So what exactly going on in this ZK circuit? Well, like every other email, we verify that the RSA signature in the DKIM holds when we hash your headers together. Specifically, the header check we verify is that the escaped “from:” email is in fact @twitter.com
. To avoid people stuffing fields with fake information, we check the \r\n
before from
in the header: this cannot be stuffed or faked, since the email client would always escape the user text as \\r\\n
.
Then, we check the body: this is a second, nested hash in the header. We save a ton of constraints by just regex-matching the string that precedes someone’s Twitter username, then extracting the regex state that corresponds to a username. We make just that username public, and verify the hash holds by calculating the last 3 cycles of the Merkle-Damgard hash function, from the username match point onwards. There is no user-generated text of more than 15 characters in this area, so we know that the last such match must be from Twitter itself.
We also need to prevent malleability, or the ability for someone external to view your proof, change some parameters, and generate another, unique proof that verifies. We do that by forcing the user to embed their Ethereum address in the proof, as described in this post – anyone stealing the proof would then just verify the same statement (that some Ethereum address owns some Twitter account).
Then, the data gets sent to a smart contract to verify the signature. Why do we need a smart contract at all? Because DNS spoofing is too easy. Because most websites (Twitter included) do not use DNSSEC, there is no signature on the DNS response received – this makes it very easy to man-in-the-middle the DNS request and give back the wrong public key. If we outsourced verification to anything except an immutable data store, its possible that they may decieved by a fake proof. But how do we get this data into the smart contract? It’s hard coded in. People can analyze it by eye and verify themselves that the public key listed in the code matches the DNS record that they can view online or fetch from their computer.

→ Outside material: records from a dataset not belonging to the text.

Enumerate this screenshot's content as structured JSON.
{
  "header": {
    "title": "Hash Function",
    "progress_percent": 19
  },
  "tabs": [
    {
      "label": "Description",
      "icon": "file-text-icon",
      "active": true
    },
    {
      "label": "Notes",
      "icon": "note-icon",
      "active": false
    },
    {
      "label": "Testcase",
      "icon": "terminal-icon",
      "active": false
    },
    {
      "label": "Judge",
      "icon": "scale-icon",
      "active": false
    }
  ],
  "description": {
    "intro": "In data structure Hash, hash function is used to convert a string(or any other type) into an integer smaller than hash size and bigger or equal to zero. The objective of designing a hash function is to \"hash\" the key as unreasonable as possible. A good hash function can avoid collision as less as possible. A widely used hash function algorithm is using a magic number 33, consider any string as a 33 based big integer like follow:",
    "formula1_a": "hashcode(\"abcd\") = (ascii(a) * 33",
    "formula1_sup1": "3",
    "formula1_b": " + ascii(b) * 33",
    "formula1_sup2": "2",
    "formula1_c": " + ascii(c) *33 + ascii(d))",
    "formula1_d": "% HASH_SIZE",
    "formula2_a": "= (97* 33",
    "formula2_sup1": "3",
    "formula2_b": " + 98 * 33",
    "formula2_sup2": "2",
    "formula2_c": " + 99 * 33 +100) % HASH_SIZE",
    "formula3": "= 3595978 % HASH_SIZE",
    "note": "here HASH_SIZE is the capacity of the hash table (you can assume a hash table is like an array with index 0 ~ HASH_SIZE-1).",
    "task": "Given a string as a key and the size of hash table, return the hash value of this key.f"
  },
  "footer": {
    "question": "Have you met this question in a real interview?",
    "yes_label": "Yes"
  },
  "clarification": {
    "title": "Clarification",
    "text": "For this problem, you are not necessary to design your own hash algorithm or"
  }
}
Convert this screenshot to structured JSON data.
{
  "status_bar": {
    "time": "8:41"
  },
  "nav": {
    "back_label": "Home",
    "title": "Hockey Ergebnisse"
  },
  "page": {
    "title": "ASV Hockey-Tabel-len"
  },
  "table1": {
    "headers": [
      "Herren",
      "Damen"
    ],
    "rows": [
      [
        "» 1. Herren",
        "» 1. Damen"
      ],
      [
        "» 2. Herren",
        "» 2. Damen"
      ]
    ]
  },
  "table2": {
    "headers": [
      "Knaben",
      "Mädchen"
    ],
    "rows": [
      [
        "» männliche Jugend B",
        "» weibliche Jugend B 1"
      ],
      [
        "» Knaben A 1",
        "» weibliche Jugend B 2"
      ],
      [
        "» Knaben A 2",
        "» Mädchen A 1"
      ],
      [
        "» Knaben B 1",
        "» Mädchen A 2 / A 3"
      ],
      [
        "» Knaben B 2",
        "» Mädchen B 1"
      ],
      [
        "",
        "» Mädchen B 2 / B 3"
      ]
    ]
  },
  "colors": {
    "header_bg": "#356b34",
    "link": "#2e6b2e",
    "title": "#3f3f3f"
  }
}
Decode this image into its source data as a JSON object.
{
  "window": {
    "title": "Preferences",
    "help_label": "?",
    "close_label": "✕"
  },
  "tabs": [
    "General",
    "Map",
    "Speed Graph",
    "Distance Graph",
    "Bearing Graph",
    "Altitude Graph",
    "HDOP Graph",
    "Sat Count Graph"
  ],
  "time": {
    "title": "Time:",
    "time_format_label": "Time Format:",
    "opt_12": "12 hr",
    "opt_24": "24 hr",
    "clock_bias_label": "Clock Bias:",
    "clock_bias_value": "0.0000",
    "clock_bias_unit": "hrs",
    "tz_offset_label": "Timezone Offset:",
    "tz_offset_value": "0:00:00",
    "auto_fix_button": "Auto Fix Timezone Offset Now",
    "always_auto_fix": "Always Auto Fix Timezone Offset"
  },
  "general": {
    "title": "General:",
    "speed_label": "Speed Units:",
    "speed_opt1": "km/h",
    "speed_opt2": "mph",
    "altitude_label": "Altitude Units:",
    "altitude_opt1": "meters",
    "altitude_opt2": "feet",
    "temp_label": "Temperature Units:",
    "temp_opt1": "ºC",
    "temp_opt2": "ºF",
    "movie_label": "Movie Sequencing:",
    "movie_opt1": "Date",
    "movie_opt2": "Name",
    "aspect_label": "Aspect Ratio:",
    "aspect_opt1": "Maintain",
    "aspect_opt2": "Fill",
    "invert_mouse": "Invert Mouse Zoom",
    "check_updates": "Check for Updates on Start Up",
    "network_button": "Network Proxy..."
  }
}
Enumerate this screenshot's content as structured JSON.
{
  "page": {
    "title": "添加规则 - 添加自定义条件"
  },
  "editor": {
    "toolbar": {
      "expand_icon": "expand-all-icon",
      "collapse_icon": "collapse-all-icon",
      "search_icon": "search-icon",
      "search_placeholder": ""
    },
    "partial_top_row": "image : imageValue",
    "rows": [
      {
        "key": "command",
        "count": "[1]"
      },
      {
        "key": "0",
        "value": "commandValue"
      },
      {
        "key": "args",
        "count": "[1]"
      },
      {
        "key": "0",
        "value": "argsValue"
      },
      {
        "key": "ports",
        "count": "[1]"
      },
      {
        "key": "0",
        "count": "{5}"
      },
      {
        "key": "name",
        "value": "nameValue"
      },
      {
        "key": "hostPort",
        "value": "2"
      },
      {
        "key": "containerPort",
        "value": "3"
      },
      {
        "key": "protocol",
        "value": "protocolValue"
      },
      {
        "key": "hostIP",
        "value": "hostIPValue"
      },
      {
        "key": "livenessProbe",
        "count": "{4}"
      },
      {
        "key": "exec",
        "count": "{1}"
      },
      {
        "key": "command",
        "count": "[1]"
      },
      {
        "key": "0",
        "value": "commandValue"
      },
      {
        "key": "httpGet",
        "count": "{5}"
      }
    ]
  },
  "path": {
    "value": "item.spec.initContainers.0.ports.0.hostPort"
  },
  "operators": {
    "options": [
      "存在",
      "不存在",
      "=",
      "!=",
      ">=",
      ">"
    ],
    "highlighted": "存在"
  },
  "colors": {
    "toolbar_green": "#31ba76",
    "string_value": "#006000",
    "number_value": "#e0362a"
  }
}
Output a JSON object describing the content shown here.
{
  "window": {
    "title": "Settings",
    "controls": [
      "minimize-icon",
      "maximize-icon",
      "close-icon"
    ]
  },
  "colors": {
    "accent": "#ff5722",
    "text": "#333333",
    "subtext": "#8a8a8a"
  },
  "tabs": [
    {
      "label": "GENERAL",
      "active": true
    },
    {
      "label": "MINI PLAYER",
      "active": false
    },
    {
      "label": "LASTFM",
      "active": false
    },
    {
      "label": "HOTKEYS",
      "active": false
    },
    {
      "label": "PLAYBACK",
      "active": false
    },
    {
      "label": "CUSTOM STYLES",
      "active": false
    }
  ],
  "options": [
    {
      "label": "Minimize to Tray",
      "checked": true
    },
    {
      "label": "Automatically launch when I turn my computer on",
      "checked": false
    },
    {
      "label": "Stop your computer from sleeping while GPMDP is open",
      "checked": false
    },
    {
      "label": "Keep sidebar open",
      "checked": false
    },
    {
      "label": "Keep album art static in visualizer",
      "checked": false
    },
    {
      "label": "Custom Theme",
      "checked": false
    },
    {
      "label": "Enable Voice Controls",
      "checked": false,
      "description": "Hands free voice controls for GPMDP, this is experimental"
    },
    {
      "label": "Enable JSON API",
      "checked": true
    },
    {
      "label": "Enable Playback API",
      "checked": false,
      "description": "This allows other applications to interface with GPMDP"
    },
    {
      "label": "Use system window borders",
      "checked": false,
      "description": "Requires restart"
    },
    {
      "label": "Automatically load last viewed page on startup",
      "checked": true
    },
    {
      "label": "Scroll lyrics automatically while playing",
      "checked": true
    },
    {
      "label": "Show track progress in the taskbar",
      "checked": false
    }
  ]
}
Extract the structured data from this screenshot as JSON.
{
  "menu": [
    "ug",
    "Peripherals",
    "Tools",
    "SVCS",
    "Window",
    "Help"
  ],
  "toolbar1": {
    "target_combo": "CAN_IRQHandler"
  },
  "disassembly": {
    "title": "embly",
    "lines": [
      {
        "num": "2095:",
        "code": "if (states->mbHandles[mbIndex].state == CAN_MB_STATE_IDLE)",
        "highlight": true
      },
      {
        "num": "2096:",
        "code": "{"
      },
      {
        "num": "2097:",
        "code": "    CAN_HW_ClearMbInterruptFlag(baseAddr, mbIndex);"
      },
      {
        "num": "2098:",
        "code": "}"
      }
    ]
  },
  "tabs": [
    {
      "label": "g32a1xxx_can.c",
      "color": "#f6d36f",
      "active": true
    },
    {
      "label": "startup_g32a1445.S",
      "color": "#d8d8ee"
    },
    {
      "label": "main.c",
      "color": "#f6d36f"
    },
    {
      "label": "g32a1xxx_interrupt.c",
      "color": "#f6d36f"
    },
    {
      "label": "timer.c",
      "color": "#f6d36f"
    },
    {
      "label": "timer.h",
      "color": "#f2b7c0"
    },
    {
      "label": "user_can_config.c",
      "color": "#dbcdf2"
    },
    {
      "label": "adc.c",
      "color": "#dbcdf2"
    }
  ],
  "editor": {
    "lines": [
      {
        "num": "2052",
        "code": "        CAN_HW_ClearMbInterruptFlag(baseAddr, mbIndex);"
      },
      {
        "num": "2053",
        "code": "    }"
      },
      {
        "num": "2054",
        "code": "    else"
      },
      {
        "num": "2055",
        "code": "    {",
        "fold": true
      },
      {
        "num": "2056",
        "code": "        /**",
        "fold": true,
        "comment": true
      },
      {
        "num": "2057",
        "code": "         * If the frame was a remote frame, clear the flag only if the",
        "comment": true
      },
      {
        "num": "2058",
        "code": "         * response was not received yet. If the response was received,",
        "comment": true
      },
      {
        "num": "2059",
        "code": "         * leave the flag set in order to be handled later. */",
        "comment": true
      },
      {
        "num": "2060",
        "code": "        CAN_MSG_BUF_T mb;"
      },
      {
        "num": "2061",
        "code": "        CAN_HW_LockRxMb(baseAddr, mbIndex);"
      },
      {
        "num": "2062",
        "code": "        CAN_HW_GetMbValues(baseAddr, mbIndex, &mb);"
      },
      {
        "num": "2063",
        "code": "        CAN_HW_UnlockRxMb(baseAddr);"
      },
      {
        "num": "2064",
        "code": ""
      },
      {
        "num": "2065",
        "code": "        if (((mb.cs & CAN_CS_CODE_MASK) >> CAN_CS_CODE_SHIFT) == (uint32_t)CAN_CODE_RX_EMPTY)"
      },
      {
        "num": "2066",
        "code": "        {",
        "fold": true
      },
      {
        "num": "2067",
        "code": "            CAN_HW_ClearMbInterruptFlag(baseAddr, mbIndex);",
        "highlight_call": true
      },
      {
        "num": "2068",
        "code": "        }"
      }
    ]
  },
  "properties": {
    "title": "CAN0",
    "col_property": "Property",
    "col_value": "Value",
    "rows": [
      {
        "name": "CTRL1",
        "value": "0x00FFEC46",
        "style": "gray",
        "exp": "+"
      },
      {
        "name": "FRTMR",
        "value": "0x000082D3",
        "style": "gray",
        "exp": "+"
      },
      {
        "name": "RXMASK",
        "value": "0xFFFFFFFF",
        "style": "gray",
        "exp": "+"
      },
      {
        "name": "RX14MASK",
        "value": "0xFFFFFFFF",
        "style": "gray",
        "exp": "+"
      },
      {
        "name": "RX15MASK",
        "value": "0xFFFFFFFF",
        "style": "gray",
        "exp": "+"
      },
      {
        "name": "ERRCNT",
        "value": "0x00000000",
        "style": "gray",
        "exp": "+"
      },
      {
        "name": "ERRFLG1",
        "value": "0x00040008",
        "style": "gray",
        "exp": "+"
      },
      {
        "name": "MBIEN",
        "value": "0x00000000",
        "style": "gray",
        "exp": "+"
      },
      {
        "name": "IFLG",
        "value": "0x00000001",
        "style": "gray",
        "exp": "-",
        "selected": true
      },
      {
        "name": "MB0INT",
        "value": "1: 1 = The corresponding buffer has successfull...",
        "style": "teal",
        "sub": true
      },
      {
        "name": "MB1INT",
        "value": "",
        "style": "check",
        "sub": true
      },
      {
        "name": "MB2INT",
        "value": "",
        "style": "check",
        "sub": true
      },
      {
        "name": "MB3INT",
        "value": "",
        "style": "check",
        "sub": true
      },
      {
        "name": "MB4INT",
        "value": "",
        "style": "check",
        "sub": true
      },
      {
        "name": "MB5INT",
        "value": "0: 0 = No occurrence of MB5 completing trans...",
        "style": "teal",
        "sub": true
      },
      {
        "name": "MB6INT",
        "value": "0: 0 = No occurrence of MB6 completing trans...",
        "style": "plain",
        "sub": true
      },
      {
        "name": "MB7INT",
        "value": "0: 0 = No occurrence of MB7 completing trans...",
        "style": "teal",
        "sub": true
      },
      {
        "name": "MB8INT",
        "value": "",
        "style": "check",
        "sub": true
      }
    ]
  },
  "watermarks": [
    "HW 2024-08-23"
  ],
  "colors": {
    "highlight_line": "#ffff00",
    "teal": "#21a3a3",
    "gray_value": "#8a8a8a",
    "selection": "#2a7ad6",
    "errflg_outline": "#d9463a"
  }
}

As that smart contract gains legitimacy and public acceptance, people can verify that the DNS record is in fact accurate, and if it’s ever wrong, fork to the correct address: we expect community consensus to land on the correct key over time . If we attempted to replicate the gaurantees of DNSSEC, by finding a way to issue our own signatures, the holder of the private key of the signature issuing would be a trusted failure point in the entire system. If we outsourced to the client themselves or a server, we open up an additional requirement on the DNS record not being spoofed at the moment in time that the client is verifying the proof. We can enable upgradability upon a switching of the public key through any number of decentralized governance methods, or by lobbying Twitter to enable DNSSEC.
Ideas
-
People with at least $1M in their Chase bank account
-
People who verifiably made a degen call option on robinhood
-
People with 10M Twitter followers
-
Proving you’re a top fan of an artist (via Spotify Wrapped email)
-
A decentralized oracle for off chain data, putting price feeds on-chain
-
Whistleblowing: imagine anonymous Edward Snowden–type leaks (proving an email from the NSA was sent without revealing who you are)
-
ZK Glassdoor / ZK Blind: this requires ZK-JWTs, an easy adaptation on top of our code
-
Decentralized anonymous KYC
We think that there are many signatures and emails like this hidden all over the internet, and we want to harness their power to bring all of web2 onto web3 without oracles, or just verify subsets of emails or other web2 data. Reach out to yush_g if you want to build with us, we would love to talk with anyone excited about this tech and support any builders with the resources to build this tech in public.
Footnotes
[^1] TLS-Notary
You might think that all data online must be signed already, or else how would we trust that a website is who they say they are? Unfortunately, this is not the case – HTTPS/TLS, the standard used to encrypt all web traffic, surprisingly does not have a signing feature because it uses symmetric encryption instead (aka there are no private keys). This means that any server data we pull from these sessions can be forged by any client (they have the same keys). TLS-Notary attempts to solve some of these problems, but requires users to open a website not as themselves, but as one shareholder in a MPC protocol with a decentralized network of verifiers, who will ensure that the client is not forging messages. The compute cost and complexity of this solution (not to mention the non-collusion assumption on the MPC) make us yearn for a more elegant solution, one that is practical today on-chain.